One of the places where struggle, protest, precariousness and capitulation are perhaps most inextricably intertwined is Yusufeli. This district and what it has experienced in the last decade as a place that shall be submerged underwater with the completion of the Yusufeli Dam – the most important leg of the Çoruh Energy Plan – forces us to think about the politics of destruction. How is a struggle waged? How is defeat accepted? How does one negotiate on destruction, and is anything ever gained from such negotiations? In Yusufeli, we discuss these questions with the most prominent figures in the town’s political landscape and witness a story of destruction that shall find more of a place on the country’s agenda in years to come.

Protest is, of course, meaningful, sustainable and effective only when it is collective. But as important as the communities that protest are the individuals that act as igniters, leaders and carriers of the protest. In this sense, the Çoruh offers us a variety of different portraits. These portraits on the one hand demonstrate the diversity of modalities of protest the people of the region engage in against ecocide, and on the other inspire us. An artist who started a world-class museum in his village, a former expat who returned home with all his acquired experiences to work the land as a small-scale farmer in the Bayburt countryside, and a woman activist rushing to all the environment-related issues in the region… The intersections of these portraits of people with different motivations and utterly dissimilar backgrounds show us just how broad-ranging our shared commons actually is.  

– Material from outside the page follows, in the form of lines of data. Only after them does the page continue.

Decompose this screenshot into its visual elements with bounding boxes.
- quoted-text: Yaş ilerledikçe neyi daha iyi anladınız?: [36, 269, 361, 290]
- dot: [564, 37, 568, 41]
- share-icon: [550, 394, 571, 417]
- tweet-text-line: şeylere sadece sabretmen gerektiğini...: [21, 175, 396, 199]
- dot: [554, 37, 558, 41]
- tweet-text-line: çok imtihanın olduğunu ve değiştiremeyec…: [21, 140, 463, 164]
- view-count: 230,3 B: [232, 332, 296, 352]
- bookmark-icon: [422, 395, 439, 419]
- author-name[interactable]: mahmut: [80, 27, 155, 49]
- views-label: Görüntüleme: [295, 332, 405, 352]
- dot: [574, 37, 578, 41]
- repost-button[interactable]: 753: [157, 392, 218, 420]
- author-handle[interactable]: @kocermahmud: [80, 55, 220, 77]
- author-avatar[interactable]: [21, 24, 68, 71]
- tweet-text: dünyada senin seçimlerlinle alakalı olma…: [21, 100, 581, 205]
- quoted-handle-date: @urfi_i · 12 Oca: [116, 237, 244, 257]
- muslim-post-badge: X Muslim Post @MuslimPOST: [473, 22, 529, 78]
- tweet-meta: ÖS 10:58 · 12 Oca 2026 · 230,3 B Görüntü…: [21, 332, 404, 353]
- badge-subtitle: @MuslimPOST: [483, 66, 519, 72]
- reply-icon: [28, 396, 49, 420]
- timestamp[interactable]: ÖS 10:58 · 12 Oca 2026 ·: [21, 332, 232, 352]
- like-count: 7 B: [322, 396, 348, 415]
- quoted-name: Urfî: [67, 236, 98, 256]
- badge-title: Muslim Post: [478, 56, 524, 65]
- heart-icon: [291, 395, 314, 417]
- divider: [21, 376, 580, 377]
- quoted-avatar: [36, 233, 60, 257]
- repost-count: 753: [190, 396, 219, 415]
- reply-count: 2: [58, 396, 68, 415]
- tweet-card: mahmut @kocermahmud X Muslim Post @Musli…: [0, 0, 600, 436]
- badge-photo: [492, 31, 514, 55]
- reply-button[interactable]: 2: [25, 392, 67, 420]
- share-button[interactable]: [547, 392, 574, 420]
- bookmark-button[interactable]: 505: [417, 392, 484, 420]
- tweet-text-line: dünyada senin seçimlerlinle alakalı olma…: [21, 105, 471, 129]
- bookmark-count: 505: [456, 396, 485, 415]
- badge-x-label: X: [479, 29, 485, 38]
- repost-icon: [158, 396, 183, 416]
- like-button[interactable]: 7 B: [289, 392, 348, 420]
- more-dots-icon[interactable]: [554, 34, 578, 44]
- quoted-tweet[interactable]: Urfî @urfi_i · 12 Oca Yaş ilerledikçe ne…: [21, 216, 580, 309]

This study we have carried out as the MAD team traces the ecocide and ecological destruction inflicting the various valleys and basins of our land in differing forms and intensities, and hears the story of this destruction directly from those who are experiencing it. But it is not as a lament that we listen to the hill-and-dale stories of the Çoruh. We aren’t in the aftermath of destruction, simply shedding tears at the ruin behind us. For the destruction is also not yet complete. The Çoruh continues to give hope to those insisting to stay and even to those attempting to return. Those who have been able to re-establish themselves in their village, their valley and their fields after a short break allow us to discuss “what kind of a return to the village” is possible. Even more importantly, though, we hope these narratives of the Çoruh to function as building blocks of an effort to regenerate life in the wake of destruction, an ecological restoration we know we will soon have to undertake. It is for this reason that it becomes particularly crucial to keep a proper record of destruction. For our field research shows us that comprehensive ecological destruction as has befallen the Çoruh Basin can only be overcome with a brand new, more just, more ecological, and more democratic vision – and not with the promise of turning the clocks back to how things were immediately prior to destruction.